Fibroblast Growth Factors In The Developing Central Nervous System
Version of Record online: 12 JAN 2002
Clinical and Experimental Pharmacology and Physiology
Volume 28, Issue 7, pages 493–503, July 2001
How to Cite
Ford-Perriss, M., Abud, H. and Murphy, M. (2001), Fibroblast Growth Factors In The Developing Central Nervous System. Clinical and Experimental Pharmacology and Physiology, 28: 493–503. doi: 10.1046/j.1440-1681.2001.03477.x
- Issue online: 12 JAN 2002
- Version of Record online: 12 JAN 2002
- central nervous system;
- fibroblast growth factor receptors;
- fibroblast growth factors;
- neural precursor cell proliferation;
1. It is now clear that members of the fibroblast growth factor (FGF) family have multiple roles during the formation of the central nervous system (CNS).
2. There are at least 23 members of the FGF family and, of these, 10 are expressed in the developing CNS, along with four FGF receptors (FGFR-1–4).

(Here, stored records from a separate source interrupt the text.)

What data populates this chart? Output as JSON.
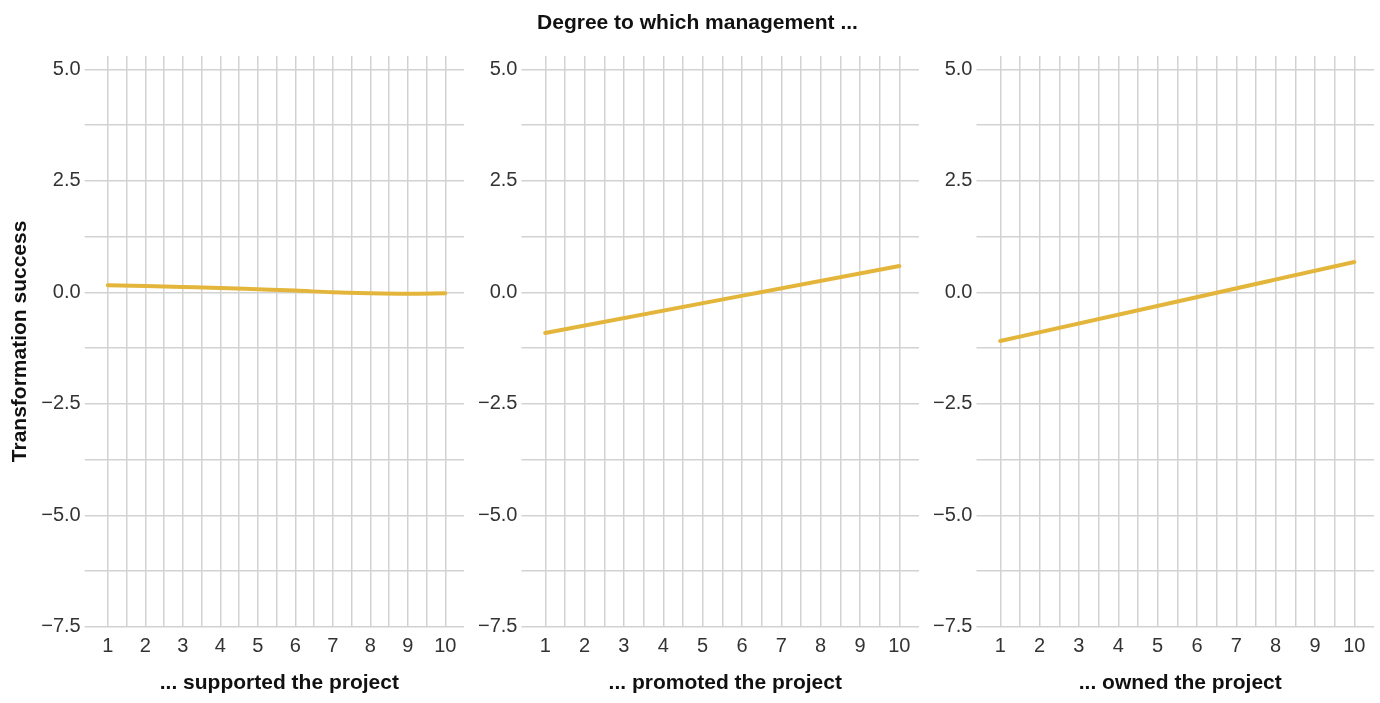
{
  "chart_data": [
    {
      "type": "line",
      "ylabel": "Transformation success",
      "xlabel": "... supported the project",
      "x": [
        1,
        2,
        3,
        4,
        5,
        6,
        7,
        8,
        9,
        10
      ],
      "series": [
        {
          "color": "#e3b53a",
          "values": [
            0.16,
            0.14,
            0.12,
            0.1,
            0.07,
            0.04,
            0.0,
            -0.02,
            -0.03,
            -0.02
          ]
        }
      ],
      "xlim": [
        0.65,
        10.5
      ],
      "ylim": [
        -7.5,
        5.3
      ],
      "xticks": [
        1,
        {
          "value": 1.5,
          "label": null
        },
        2,
        {
          "value": 2.5,
          "label": null
        },
        3,
        {
          "value": 3.5,
          "label": null
        },
        4,
        {
          "value": 4.5,
          "label": null
        },
        5,
        {
          "value": 5.5,
          "label": null
        },
        6,
        {
          "value": 6.5,
          "label": null
        },
        7,
        {
          "value": 7.5,
          "label": null
        },
        8,
        {
          "value": 8.5,
          "label": null
        },
        9,
        {
          "value": 9.5,
          "label": null
        },
        10
      ],
      "yticks": [
        {
          "value": -7.5,
          "label": "−7.5"
        },
        {
          "value": -6.25,
          "label": null
        },
        {
          "value": -5,
          "label": "−5.0"
        },
        {
          "value": -3.75,
          "label": null
        },
        {
          "value": -2.5,
          "label": "−2.5"
        },
        {
          "value": -1.25,
          "label": null
        },
        {
          "value": 0,
          "label": "0.0"
        },
        {
          "value": 1.25,
          "label": null
        },
        {
          "value": 2.5,
          "label": "2.5"
        },
        {
          "value": 3.75,
          "label": null
        },
        {
          "value": 5,
          "label": "5.0"
        }
      ],
      "grid": true,
      "marker": "none"
    },
    {
      "type": "line",
      "title": "Degree to which management ...",
      "xlabel": "... promoted the project",
      "x": [
        1,
        10
      ],
      "series": [
        {
          "color": "#e3b53a",
          "values": [
            -0.91,
            0.59
          ]
        }
      ],
      "xlim": [
        0.65,
        10.5
      ],
      "ylim": [
        -7.5,
        5.3
      ],
      "xticks": [
        1,
        {
          "value": 1.5,
          "label": null
        },
        2,
        {
          "value": 2.5,
          "label": null
        },
        3,
        {
          "value": 3.5,
          "label": null
        },
        4,
        {
          "value": 4.5,
          "label": null
        },
        5,
        {
          "value": 5.5,
          "label": null
        },
        6,
        {
          "value": 6.5,
          "label": null
        },
        7,
        {
          "value": 7.5,
          "label": null
        },
        8,
        {
          "value": 8.5,
          "label": null
        },
        9,
        {
          "value": 9.5,
          "label": null
        },
        10
      ],
      "yticks": [
        {
          "value": -7.5,
          "label": "−7.5"
        },
        {
          "value": -6.25,
          "label": null
        },
        {
          "value": -5,
          "label": "−5.0"
        },
        {
          "value": -3.75,
          "label": null
        },
        {
          "value": -2.5,
          "label": "−2.5"
        },
        {
          "value": -1.25,
          "label": null
        },
        {
          "value": 0,
          "label": "0.0"
        },
        {
          "value": 1.25,
          "label": null
        },
        {
          "value": 2.5,
          "label": "2.5"
        },
        {
          "value": 3.75,
          "label": null
        },
        {
          "value": 5,
          "label": "5.0"
        }
      ],
      "grid": true,
      "marker": "none"
    },
    {
      "type": "line",
      "xlabel": "... owned the project",
      "x": [
        1,
        10
      ],
      "series": [
        {
          "color": "#e3b53a",
          "values": [
            -1.09,
            0.68
          ]
        }
      ],
      "xlim": [
        0.65,
        10.5
      ],
      "ylim": [
        -7.5,
        5.3
      ],
      "xticks": [
        1,
        {
          "value": 1.5,
          "label": null
        },
        2,
        {
          "value": 2.5,
          "label": null
        },
        3,
        {
          "value": 3.5,
          "label": null
        },
        4,
        {
          "value": 4.5,
          "label": null
        },
        5,
        {
          "value": 5.5,
          "label": null
        },
        6,
        {
          "value": 6.5,
          "label": null
        },
        7,
        {
          "value": 7.5,
          "label": null
        },
        8,
        {
          "value": 8.5,
          "label": null
        },
        9,
        {
          "value": 9.5,
          "label": null
        },
        10
      ],
      "yticks": [
        {
          "value": -7.5,
          "label": "−7.5"
        },
        {
          "value": -6.25,
          "label": null
        },
        {
          "value": -5,
          "label": "−5.0"
        },
        {
          "value": -3.75,
          "label": null
        },
        {
          "value": -2.5,
          "label": "−2.5"
        },
        {
          "value": -1.25,
          "label": null
        },
        {
          "value": 0,
          "label": "0.0"
        },
        {
          "value": 1.25,
          "label": null
        },
        {
          "value": 2.5,
          "label": "2.5"
        },
        {
          "value": 3.75,
          "label": null
        },
        {
          "value": 5,
          "label": "5.0"
        }
      ],
      "grid": true,
      "marker": "none"
    }
  ]
}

3. The present review discusses the roles of these FGFs, with emphasis on FGF-2, FGF-8, FGF-15 and FGF-17. Fibroblast growth factors-2 and -15 are generally expressed throughout the developing CNS, whereas FGF-8 and FGF-17 are tightly localized to specific regions of the developing brain and are only expressed in the embryo during the early phases of proliferation and neurogenesis.
4. Expression studies on FGFRs in the chick and mouse indicate that FGFR-1 is most generally expressed, whereas FGFR-2 and FGFR-3 show highly localized but changing patterns of expression throughout CNS development. The FGFR-4 has been localized to the developing CNS in fish but not at a detailed level, as yet, in chick or mouse.

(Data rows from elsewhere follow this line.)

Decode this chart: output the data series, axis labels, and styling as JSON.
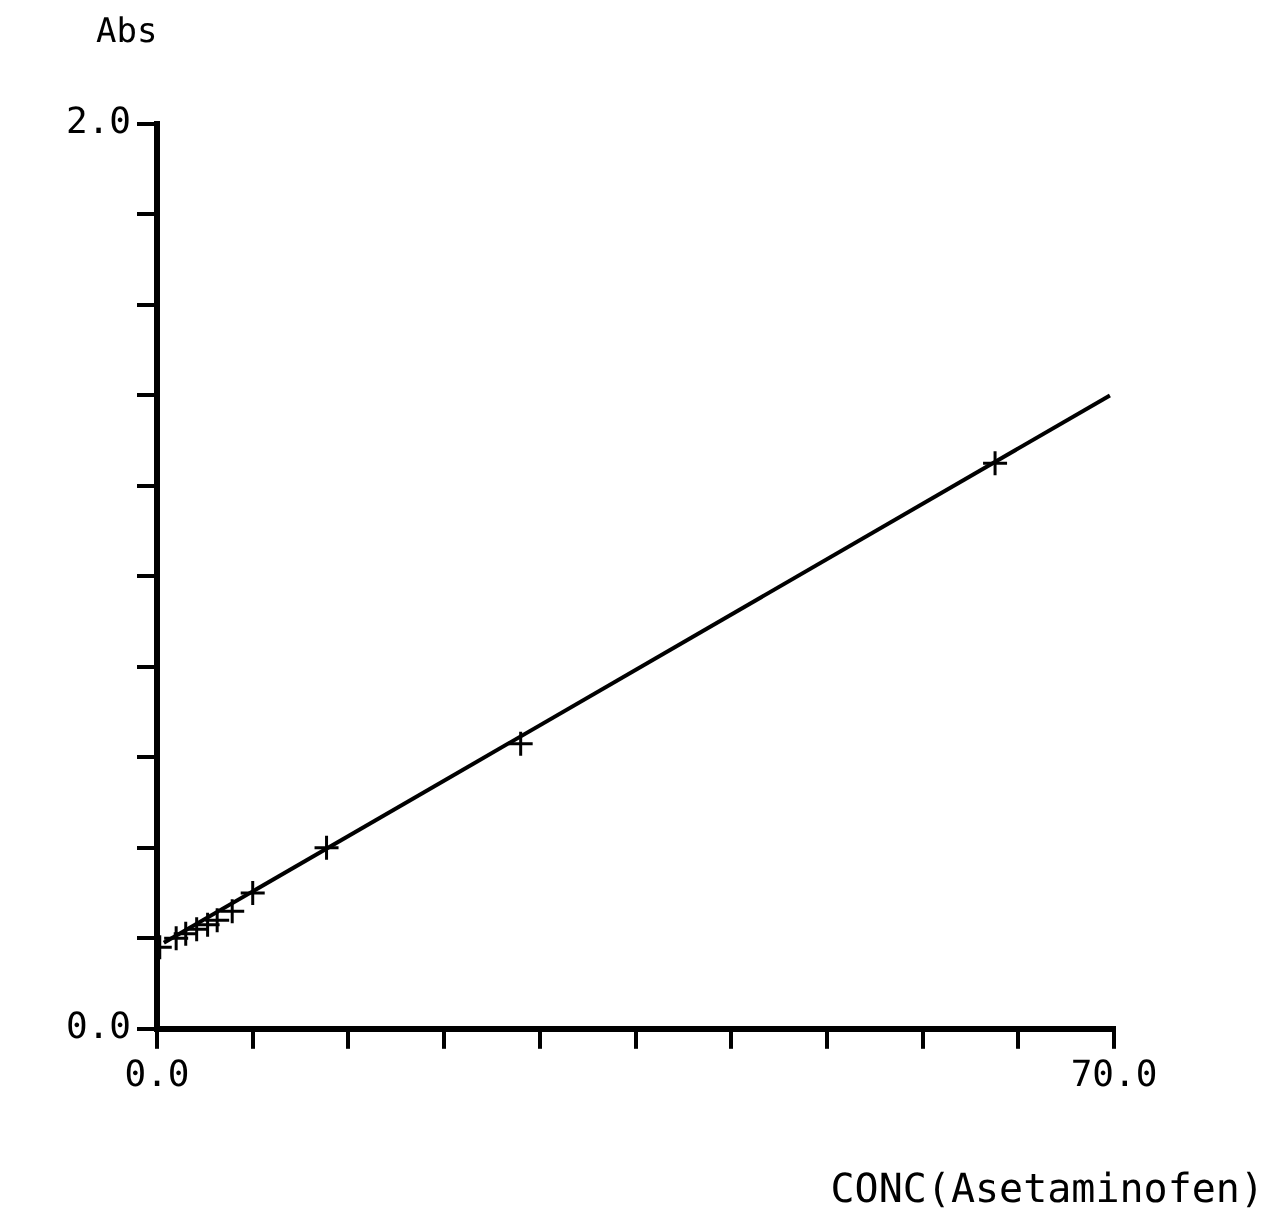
{
  "chart_data": {
    "type": "scatter",
    "xlabel": "CONC(Asetaminofen)",
    "ylabel": "Abs",
    "marker": "cross",
    "grid": false,
    "legend": false,
    "xlim": [
      0,
      70
    ],
    "ylim": [
      0,
      2
    ],
    "xticks": [
      {
        "value": 0,
        "label": "0.0"
      },
      {
        "value": 7,
        "label": null
      },
      {
        "value": 14,
        "label": null
      },
      {
        "value": 21,
        "label": null
      },
      {
        "value": 28,
        "label": null
      },
      {
        "value": 35,
        "label": null
      },
      {
        "value": 42,
        "label": null
      },
      {
        "value": 49,
        "label": null
      },
      {
        "value": 56,
        "label": null
      },
      {
        "value": 63,
        "label": null
      },
      {
        "value": 70,
        "label": "70.0"
      }
    ],
    "yticks": [
      {
        "value": 0,
        "label": "0.0"
      },
      {
        "value": 0.2,
        "label": null
      },
      {
        "value": 0.4,
        "label": null
      },
      {
        "value": 0.6,
        "label": null
      },
      {
        "value": 0.8,
        "label": null
      },
      {
        "value": 1.0,
        "label": null
      },
      {
        "value": 1.2,
        "label": null
      },
      {
        "value": 1.4,
        "label": null
      },
      {
        "value": 1.6,
        "label": null
      },
      {
        "value": 1.8,
        "label": null
      },
      {
        "value": 2.0,
        "label": "2.0"
      }
    ],
    "series": [
      {
        "color": "#000000",
        "x": [
          0.2,
          1.4,
          2.1,
          2.9,
          3.7,
          4.4,
          5.5,
          7.0,
          12.4,
          26.6,
          61.3
        ],
        "values": [
          0.18,
          0.2,
          0.21,
          0.22,
          0.23,
          0.24,
          0.26,
          0.3,
          0.4,
          0.63,
          1.25
        ]
      },
      {
        "type": "line",
        "color": "#000000",
        "marker": "none",
        "x": [
          0.5,
          69.7
        ],
        "values": [
          0.19,
          1.4
        ]
      }
    ]
  }
}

5. A picture is emerging from these studies that particular FGFs signal through specific receptors in a highly localized manner to regulate the development of different regions of the brain.

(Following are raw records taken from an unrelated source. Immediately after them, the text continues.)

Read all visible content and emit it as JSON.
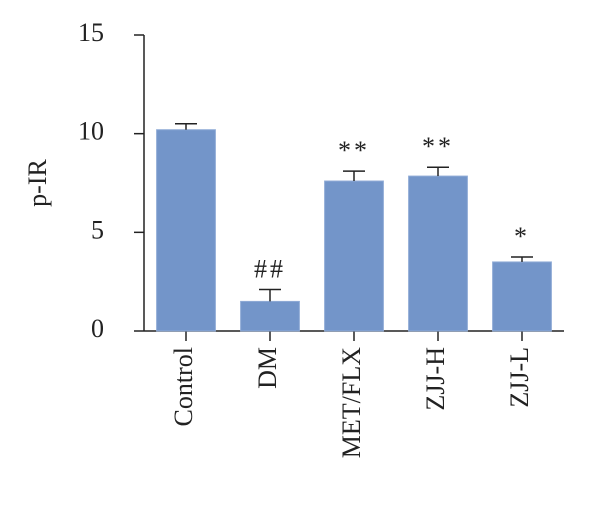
{
  "chart_data": {
    "type": "bar",
    "ylabel": "p-IR",
    "categories": [
      "Control",
      "DM",
      "MET/FLX",
      "ZJJ-H",
      "ZJJ-L"
    ],
    "values": [
      10.2,
      1.5,
      7.6,
      7.85,
      3.5
    ],
    "errors": [
      0.3,
      0.6,
      0.5,
      0.45,
      0.25
    ],
    "annotations": [
      null,
      "##",
      "**",
      "**",
      "*"
    ],
    "color": "#7395c9",
    "ylim": [
      0,
      15
    ],
    "yticks": [
      0,
      5,
      10,
      15
    ],
    "grid": false
  }
}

6. This picture has been demonstrated so far for the developing cortex (FGF-2–/– mice), the forebrain and midbrain (FGF-8 hypomorphs) and the cerebellum (FGF-17/FGF-8 mutant mice). In addition, generation of mutant animals deleted for FGFR-1 and FGFR-2b IIIb demonstrate their importance in FGF signalling.
7. However, there are significant gaps in our knowledge of the localization of members of the FGF family and their receptors. More detailed information on the spatio-temporal mapping of FGFs and FGFR isoforms is required in order to understand the molecular mechanisms through which FGFs signal.